Alexei Pavlenko, Colorado College

Andrei Sokolov, the hero of Mikhail Sholokhov’s widely anthologized “Sud'ba cheloveka” (1956), was conceived and popularly interpreted as a paradigm of a Soviet man, whose manliness and humanity (muzhestvo i chelovechnost') remain steadfast even in the face of his harrowing experience of World War II. A closer reading of this text, however, reveals a different story: an account of one man’s destiny in becoming his own opposite, a woman. Andrei’s identity rests on the juxtapositions typical for the Soviet war literature-- Soviet/German, hero/coward, man/woman--with their attended positive characteristics for the first member of the binaries (humane, selfless, tough) and negative for the second (inhuman, selfish, emotional).
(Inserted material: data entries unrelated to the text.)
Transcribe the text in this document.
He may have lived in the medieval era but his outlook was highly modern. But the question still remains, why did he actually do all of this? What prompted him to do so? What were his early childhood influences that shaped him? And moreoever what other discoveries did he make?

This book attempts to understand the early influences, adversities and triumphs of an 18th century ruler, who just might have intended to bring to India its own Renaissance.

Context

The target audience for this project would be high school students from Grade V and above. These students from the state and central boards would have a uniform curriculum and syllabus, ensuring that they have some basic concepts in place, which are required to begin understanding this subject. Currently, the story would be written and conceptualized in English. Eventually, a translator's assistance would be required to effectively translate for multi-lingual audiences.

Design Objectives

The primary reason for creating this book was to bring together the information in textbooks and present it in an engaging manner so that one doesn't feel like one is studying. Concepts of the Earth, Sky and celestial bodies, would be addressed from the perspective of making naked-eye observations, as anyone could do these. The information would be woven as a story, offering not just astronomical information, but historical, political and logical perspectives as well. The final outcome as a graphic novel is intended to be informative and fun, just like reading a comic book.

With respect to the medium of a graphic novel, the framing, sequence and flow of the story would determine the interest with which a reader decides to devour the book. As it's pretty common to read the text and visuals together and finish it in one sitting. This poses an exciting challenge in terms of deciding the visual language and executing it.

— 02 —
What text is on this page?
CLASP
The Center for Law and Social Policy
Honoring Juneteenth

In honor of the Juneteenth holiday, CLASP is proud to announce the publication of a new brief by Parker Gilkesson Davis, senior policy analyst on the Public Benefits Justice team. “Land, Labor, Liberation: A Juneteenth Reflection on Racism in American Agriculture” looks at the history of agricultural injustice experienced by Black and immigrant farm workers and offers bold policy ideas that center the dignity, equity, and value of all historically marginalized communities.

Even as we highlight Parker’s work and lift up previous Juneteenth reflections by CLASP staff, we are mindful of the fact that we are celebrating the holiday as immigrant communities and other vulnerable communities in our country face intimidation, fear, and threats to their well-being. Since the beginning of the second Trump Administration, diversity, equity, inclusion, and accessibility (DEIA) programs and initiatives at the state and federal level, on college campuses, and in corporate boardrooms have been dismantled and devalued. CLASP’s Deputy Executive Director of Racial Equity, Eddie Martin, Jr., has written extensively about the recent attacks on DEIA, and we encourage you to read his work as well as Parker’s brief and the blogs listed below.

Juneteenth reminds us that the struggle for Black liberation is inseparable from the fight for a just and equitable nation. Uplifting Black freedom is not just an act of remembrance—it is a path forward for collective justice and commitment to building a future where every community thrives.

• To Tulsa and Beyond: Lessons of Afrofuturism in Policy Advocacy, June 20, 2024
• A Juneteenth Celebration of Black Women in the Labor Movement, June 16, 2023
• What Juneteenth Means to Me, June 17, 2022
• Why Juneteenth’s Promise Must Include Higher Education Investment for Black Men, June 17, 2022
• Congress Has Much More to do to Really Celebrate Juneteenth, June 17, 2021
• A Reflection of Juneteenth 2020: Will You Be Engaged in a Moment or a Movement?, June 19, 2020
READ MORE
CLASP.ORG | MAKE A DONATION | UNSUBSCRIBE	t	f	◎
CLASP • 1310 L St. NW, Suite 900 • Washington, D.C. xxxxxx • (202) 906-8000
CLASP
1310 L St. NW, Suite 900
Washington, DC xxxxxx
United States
Thus, Andrei likens his German officer and bad soldiers to women, both are cowardly and “soft.” By the end of the story, however, Andrei displays those characteristics against which he defined himself earlier—he is easily given to tears, and his whole life is now centered around his adopted son. The “natural” (Barthes) narrative of Andrei’s life is further undermined by two instances of misidentification. First, Andrei tells the story of his life because he believes—incorrectly—that the narrator shares in his identity as a fellowtruck driver. The narrator’s misidentification at the beginning of the story is correlated at the end with the hero’s false identity as the orphan’s natural father.